この方法により、RRIM試験法で測定した窒素含有率は0.001%以下、改良ローリー法で測定した天然ゴムラテックスを乾燥して得られる固形ゴム中の蛋白質量は、0.5μg/g以下のレベルの蛋白質フリー天然ゴムラテックスが得られます。

特徴・効果

本発明には、以下の効果があります。

(1)
アレルギーを誘発するおそれが極めて低い蛋白質フリー天然ゴムラテックスを短時間で効率良く得られます。

(2)
蛋白質の除去に不向きな高アンモニア天然ゴムラテックスを原料として使用した場合でも、本発明製品を効率良く製造できます。

(3)
本発明の蛋白質フリー天然ゴムラテックスは、手袋等の家庭用品、手術用手袋、カテーテル等の医療用具、授乳用具、避妊具等に幅広く利用でき、安全性も高いなど多くの効果があります。

発明の詳細・図面等

【特許請求の範囲】

天然ゴムラテックスを乾燥して得られる固形ゴム中の蛋白質の含有量が、RRIM試験法により測定した窒素含有率において0.001%以下のレベルであり、改良ローリー法により測定した天然ゴムラテックスを乾燥して得られる固形ゴム中の蛋白質量が、0.5μg/g以下のレベルであることを特徴とする蛋白質フリー天然ゴムラテックス。
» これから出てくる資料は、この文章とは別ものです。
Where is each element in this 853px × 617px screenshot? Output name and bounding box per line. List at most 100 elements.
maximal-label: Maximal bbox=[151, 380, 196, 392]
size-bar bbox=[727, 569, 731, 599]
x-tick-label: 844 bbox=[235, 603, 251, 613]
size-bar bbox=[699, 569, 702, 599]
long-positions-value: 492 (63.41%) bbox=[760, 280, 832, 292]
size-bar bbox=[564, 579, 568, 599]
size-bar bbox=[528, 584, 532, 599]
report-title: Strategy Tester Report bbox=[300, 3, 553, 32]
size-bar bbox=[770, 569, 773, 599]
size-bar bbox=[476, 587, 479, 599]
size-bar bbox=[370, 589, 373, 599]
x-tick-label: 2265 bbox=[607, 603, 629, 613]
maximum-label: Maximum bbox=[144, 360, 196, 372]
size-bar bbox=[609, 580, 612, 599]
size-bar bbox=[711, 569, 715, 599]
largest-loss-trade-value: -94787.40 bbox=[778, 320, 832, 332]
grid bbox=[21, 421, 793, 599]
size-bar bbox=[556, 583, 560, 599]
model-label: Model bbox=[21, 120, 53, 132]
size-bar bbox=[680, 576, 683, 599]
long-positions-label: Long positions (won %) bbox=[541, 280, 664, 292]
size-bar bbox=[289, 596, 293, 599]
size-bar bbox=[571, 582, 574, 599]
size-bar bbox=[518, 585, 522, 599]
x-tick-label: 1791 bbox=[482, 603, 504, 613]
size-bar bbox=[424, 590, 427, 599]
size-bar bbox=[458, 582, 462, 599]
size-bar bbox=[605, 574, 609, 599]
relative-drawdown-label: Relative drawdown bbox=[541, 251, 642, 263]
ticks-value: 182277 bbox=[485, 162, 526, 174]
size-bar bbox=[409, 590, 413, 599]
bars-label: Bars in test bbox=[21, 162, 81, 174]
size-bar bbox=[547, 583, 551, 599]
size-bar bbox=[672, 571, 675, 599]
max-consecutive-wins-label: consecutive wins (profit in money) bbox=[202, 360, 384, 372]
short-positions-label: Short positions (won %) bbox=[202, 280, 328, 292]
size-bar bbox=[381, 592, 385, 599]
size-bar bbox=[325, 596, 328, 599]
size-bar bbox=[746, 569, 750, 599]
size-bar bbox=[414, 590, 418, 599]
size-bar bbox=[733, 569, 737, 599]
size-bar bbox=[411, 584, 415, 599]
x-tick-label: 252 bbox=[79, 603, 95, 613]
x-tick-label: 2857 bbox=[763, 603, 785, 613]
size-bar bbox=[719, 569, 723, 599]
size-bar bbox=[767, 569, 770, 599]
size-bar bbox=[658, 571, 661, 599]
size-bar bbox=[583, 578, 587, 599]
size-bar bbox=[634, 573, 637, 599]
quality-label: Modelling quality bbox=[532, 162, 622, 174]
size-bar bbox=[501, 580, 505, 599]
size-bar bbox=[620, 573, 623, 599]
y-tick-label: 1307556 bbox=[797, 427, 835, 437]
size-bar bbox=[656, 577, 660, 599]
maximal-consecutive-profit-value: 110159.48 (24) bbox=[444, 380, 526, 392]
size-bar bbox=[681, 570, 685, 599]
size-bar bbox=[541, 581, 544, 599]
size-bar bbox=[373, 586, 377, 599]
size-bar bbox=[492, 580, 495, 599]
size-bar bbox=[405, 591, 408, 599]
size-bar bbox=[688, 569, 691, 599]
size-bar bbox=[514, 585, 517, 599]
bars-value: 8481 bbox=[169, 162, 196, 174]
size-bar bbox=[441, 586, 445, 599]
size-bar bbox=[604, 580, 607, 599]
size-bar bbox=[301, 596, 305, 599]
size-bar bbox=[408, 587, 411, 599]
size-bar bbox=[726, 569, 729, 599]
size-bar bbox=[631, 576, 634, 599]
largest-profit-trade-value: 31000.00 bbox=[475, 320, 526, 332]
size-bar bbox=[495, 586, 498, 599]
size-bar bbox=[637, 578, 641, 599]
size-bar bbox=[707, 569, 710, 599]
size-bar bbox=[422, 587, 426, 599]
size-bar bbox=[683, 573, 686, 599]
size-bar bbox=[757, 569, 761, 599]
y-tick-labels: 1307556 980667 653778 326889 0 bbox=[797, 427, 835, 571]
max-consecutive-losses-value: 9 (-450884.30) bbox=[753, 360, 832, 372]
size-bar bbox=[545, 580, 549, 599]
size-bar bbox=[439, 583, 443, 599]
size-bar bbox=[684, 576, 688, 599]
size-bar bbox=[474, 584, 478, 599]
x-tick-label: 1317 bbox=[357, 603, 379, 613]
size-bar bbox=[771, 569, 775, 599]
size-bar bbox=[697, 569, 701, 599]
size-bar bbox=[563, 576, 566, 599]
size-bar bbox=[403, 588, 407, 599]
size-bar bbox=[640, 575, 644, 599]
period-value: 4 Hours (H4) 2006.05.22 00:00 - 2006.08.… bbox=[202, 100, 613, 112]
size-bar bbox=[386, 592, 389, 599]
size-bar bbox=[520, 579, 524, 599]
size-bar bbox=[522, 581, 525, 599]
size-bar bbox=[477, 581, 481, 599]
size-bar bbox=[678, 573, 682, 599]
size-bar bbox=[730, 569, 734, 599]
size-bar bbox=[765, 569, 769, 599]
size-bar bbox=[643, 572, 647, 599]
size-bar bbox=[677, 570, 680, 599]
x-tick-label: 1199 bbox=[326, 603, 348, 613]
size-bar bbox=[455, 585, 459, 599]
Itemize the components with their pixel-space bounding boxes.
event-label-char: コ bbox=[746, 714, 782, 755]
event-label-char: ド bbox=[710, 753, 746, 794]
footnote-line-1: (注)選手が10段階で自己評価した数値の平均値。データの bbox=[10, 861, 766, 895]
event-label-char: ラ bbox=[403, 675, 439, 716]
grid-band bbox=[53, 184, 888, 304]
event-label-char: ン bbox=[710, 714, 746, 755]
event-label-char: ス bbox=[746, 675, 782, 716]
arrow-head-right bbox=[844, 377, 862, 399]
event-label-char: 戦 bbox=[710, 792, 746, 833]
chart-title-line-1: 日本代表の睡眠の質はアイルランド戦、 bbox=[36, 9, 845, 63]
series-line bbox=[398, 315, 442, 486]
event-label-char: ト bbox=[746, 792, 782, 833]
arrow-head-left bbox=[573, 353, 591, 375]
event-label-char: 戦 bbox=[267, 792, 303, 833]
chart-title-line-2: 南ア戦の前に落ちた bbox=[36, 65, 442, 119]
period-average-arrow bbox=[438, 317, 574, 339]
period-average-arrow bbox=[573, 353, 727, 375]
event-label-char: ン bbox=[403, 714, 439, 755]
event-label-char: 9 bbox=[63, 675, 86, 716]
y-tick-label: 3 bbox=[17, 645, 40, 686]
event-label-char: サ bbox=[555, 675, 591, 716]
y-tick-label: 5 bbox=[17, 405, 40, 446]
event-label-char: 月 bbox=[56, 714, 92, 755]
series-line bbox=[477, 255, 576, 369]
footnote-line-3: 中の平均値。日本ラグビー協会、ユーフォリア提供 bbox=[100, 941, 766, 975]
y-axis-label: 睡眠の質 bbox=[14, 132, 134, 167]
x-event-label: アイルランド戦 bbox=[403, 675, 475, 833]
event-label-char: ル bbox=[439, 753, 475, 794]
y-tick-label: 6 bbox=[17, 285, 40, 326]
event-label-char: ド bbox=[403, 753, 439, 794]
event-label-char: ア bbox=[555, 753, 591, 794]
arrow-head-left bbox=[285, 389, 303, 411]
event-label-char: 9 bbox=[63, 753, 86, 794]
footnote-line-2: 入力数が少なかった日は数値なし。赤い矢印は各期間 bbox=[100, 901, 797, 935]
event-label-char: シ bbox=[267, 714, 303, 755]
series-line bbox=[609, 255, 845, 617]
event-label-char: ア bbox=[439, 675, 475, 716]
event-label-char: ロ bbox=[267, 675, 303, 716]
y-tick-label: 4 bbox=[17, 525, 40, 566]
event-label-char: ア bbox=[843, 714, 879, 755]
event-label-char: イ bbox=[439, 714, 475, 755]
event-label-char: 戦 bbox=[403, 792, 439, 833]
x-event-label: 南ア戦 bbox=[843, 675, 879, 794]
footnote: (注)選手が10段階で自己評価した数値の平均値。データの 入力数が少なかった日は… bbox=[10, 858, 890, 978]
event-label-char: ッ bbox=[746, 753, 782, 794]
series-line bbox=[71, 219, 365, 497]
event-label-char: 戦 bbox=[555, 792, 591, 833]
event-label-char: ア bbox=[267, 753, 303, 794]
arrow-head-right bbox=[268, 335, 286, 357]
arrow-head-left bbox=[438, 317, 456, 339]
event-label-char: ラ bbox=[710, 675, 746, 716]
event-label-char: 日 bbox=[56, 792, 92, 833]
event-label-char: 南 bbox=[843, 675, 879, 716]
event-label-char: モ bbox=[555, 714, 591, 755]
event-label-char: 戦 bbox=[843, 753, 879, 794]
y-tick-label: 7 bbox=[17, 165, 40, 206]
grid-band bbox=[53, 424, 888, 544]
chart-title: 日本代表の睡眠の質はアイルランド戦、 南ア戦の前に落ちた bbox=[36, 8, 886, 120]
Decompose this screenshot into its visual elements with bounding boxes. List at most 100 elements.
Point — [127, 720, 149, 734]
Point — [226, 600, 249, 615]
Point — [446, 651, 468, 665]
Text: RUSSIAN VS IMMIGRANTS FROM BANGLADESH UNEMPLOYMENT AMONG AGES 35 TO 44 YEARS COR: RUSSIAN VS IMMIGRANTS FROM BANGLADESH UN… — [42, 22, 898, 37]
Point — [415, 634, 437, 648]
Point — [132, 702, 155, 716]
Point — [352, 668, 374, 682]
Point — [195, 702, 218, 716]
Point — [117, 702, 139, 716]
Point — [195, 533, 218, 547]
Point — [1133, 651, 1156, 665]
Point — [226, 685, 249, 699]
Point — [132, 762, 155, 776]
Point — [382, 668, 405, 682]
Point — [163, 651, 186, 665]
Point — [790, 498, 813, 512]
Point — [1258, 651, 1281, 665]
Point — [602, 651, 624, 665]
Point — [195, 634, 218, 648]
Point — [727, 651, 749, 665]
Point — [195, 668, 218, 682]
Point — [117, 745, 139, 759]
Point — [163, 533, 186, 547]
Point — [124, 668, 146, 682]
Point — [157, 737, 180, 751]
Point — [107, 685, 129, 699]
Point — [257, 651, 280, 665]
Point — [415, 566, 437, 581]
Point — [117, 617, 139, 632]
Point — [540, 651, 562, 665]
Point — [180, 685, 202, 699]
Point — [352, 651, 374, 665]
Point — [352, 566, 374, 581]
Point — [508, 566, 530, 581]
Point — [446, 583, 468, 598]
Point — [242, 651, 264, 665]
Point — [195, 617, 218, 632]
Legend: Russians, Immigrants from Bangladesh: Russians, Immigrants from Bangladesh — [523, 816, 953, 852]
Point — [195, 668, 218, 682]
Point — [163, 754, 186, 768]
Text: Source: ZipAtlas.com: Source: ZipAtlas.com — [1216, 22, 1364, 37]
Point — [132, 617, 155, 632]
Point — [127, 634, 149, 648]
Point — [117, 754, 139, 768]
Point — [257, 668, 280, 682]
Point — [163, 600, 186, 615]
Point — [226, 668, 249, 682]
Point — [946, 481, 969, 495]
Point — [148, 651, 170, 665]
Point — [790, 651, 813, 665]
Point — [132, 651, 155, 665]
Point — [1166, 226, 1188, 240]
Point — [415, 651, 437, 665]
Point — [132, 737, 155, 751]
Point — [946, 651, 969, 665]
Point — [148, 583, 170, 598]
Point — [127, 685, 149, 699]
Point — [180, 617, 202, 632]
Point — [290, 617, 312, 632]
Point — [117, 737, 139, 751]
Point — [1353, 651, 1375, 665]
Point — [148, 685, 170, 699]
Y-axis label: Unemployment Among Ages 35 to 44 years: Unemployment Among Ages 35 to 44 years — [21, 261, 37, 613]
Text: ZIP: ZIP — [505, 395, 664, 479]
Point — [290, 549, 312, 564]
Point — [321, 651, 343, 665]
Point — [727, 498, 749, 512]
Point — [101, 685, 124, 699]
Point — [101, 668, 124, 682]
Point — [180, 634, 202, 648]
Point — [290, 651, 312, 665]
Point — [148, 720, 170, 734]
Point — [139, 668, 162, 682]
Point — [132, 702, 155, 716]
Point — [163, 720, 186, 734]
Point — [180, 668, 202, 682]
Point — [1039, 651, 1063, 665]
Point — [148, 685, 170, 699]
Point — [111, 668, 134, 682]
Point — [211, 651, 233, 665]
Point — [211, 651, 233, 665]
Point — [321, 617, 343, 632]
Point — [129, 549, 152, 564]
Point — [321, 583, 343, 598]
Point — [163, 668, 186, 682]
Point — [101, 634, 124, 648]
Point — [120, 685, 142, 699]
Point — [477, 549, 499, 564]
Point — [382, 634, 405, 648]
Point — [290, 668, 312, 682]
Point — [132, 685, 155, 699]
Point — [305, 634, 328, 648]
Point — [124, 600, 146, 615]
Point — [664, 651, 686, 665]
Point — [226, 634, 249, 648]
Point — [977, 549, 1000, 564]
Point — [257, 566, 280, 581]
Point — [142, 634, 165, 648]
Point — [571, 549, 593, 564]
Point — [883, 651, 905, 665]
天然ゴム中の蛋白質の含有量が、RRIM試験法により測定した窒素含有率において0.001%以下のレベルであり、改良ローリー法により測定した天然ゴムラテックスを乾燥して得られる固形ゴム中の蛋白質量が、0.5μg/g以下のレベルであることを特徴とする蛋白質フリー天然ゴム。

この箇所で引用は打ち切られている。